There’s a new Internet tool for keeping track of when special interest groups give campaign money to members of Congress. Like, say, one day before a major vote?
The non-partisan, non-profit research group, MAPlight.org, has a new feature called “Money Near Votes.” It shows who gave what to whom in the days leading up to a specific vote in Congress. For example, you can see the money that came in right before an April vote on the credit card legislation. Marketwatch explains:
For instance, Rep. Addison Wilson, a South Carolina Republican, voted no on the Credit Card bill on April 30. He received $2,000 from the American Bankers Association on April 27, three days earlier, and $5,000 from the Credit Union National Association on April 29, the day before the vote. Both groups opposed the Credit Card bill…
Not everyone who took cash from the banking industry sided with it on the credit card bill. Barney Frank, D-Mass., chairman of the House Financial Services Committee, received $8,750 in eight industry contributions in the two weeks preceding the vote, but opted to approve the measure.
Frank’s relationship with the industry is telling. Like him, dozens of representatives actually took the money but still voted yes. The lack of influence also gets a cynic wondering: if the credit card bill was a layup, why did the industry plow all of this money into Congress at this stage? Favors down the road? Thanks for other votes?
Campaign contribution records don’t offer an obvious answer, but at least we found out where some of the double-digit interest and late charges are going.
MAPlight explains why it’s making this information available, in the Central Valley Business Times:
“The correlations we highlight between industry and union giving and legislative outcomes do not show that one caused the other, and we do not make this claim,” it says. “We do make the claim, however, that campaign contributions bias our legislative system. Simply put, candidates who take positions contrary to industry interests are unlikely to receive industry funds and thus have fewer resources for their election campaigns than those whose votes favor industry interests.”

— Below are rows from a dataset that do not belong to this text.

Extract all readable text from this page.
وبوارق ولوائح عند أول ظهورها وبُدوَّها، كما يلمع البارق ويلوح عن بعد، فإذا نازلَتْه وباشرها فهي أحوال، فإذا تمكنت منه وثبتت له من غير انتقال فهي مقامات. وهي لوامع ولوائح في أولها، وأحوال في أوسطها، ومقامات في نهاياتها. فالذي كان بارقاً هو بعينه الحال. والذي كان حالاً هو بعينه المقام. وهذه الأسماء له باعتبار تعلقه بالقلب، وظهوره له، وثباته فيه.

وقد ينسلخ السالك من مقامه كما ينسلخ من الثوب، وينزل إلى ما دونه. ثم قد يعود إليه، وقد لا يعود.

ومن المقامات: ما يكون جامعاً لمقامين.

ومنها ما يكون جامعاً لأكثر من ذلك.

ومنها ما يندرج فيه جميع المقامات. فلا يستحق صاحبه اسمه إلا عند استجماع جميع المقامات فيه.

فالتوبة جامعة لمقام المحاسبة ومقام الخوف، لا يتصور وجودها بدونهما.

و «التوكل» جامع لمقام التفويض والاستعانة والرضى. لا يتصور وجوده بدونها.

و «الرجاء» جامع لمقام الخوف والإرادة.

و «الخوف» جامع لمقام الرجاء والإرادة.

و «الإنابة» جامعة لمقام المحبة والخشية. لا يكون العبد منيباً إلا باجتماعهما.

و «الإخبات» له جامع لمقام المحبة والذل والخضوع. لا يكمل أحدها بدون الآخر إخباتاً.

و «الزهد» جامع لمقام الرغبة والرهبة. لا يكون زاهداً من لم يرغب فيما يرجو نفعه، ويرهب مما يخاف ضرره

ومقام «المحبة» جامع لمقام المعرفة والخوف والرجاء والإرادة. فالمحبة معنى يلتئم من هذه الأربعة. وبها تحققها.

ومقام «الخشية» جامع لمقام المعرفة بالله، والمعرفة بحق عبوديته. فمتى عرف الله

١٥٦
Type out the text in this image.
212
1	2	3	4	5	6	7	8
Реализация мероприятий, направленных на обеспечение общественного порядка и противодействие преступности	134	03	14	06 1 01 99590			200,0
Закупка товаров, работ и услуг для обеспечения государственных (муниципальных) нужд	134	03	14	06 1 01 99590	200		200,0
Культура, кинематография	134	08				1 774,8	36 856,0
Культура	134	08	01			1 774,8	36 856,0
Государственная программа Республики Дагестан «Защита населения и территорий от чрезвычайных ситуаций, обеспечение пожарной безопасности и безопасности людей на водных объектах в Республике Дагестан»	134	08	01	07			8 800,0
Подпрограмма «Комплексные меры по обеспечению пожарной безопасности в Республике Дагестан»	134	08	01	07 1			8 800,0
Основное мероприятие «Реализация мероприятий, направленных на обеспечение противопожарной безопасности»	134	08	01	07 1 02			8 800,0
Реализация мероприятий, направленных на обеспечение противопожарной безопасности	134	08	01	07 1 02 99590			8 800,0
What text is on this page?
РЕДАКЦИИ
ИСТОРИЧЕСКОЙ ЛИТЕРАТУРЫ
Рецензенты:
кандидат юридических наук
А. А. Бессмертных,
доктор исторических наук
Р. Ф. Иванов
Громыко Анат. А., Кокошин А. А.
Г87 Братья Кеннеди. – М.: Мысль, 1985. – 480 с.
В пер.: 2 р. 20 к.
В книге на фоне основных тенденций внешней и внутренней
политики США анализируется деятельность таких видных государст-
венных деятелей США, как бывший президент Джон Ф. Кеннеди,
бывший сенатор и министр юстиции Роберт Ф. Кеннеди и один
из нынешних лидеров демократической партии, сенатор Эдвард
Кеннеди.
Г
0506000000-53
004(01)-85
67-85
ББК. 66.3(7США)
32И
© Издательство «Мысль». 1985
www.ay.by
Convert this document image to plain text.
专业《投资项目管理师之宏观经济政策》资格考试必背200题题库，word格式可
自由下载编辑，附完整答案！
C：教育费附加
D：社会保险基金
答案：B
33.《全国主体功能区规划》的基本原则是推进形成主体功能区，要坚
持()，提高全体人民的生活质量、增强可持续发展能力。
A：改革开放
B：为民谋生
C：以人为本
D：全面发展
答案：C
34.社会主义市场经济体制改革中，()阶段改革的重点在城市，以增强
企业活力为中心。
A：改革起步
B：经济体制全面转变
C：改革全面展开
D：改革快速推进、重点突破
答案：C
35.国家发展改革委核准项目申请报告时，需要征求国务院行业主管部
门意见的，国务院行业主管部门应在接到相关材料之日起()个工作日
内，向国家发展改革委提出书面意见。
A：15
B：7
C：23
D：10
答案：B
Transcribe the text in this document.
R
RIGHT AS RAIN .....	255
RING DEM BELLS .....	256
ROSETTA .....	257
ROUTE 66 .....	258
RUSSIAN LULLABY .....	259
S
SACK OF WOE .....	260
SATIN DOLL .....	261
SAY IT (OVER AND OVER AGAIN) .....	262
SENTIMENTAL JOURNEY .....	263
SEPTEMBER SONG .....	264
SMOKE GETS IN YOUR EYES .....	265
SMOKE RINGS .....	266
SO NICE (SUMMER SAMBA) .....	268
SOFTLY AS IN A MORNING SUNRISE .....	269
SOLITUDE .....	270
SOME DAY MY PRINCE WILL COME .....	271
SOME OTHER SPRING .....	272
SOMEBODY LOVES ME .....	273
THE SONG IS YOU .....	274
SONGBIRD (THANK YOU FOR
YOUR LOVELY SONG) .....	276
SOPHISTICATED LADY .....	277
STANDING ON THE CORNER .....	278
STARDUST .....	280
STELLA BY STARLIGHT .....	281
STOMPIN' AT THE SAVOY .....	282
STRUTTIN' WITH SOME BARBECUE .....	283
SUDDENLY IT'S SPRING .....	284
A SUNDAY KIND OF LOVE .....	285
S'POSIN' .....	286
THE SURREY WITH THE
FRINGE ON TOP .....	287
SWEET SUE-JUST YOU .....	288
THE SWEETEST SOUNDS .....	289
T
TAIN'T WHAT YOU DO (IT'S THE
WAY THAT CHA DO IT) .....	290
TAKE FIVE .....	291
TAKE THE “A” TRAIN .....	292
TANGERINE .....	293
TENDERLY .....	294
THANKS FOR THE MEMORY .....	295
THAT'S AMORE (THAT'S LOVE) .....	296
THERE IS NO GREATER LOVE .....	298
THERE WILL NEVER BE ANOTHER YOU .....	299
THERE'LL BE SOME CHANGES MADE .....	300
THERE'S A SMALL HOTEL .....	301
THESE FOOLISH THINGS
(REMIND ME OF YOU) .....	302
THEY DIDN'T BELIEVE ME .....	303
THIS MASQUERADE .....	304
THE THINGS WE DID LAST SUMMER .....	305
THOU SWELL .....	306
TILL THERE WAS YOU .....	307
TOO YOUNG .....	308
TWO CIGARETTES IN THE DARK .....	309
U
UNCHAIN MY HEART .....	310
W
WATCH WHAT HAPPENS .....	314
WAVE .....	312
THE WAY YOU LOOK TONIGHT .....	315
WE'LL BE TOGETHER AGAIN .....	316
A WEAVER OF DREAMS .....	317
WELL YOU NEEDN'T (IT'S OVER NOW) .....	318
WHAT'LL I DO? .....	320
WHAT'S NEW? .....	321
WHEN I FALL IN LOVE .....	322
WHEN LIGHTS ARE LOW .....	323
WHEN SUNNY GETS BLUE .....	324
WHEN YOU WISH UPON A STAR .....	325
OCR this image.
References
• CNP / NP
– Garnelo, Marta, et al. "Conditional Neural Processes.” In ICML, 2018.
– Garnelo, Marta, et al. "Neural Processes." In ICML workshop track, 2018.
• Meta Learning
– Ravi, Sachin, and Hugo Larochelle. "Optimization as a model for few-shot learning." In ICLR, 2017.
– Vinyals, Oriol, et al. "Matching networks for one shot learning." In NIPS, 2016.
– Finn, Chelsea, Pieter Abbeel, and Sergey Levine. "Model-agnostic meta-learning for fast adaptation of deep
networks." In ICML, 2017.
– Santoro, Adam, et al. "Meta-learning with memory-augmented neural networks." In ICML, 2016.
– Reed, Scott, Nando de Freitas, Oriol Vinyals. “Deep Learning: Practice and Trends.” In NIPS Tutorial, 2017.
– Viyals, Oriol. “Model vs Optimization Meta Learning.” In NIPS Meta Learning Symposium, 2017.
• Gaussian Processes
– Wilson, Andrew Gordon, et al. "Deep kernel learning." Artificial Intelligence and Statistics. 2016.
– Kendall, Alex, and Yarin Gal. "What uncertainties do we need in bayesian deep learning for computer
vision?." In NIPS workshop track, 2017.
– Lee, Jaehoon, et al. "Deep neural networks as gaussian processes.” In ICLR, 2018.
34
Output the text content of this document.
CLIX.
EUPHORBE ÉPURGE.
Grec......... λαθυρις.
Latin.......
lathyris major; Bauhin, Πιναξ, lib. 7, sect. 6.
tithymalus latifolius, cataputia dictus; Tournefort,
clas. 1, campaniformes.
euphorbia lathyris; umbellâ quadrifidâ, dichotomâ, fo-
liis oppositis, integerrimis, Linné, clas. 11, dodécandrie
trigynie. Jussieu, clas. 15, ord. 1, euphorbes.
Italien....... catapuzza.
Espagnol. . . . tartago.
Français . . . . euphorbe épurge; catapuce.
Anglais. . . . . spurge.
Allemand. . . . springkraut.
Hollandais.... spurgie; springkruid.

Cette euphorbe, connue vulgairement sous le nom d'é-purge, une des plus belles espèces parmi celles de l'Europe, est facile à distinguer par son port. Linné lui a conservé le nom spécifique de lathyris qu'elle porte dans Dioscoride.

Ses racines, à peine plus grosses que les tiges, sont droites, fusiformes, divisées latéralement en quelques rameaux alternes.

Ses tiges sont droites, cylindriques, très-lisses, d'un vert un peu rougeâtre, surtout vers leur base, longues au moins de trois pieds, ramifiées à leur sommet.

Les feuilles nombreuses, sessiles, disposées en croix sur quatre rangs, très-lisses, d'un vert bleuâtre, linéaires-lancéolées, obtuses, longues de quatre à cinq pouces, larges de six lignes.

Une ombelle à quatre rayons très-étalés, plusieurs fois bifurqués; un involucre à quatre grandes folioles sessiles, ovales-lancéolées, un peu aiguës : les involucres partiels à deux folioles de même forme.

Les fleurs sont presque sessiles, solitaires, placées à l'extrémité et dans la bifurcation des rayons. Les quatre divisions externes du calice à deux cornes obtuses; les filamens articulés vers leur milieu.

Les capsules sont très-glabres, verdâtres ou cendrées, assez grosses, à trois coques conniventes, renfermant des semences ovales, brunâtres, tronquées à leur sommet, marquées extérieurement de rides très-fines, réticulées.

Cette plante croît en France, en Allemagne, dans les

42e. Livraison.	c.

Can you imagine what the timeline will look like for the votes on health care? We’ll delve into that tonight on Marketplace.
You might also want to check out this list from Open Secrets of the major donors of the last 20 years. What stood out to me was that of the top 20 giving organizations, almost all of them heavily favored Democrats.
I also noticed that most banks and financial companies were very balanced in their giving, riding the fence between Democrats and Republicans.
Maybe you’ll find other things by looking through this stuff.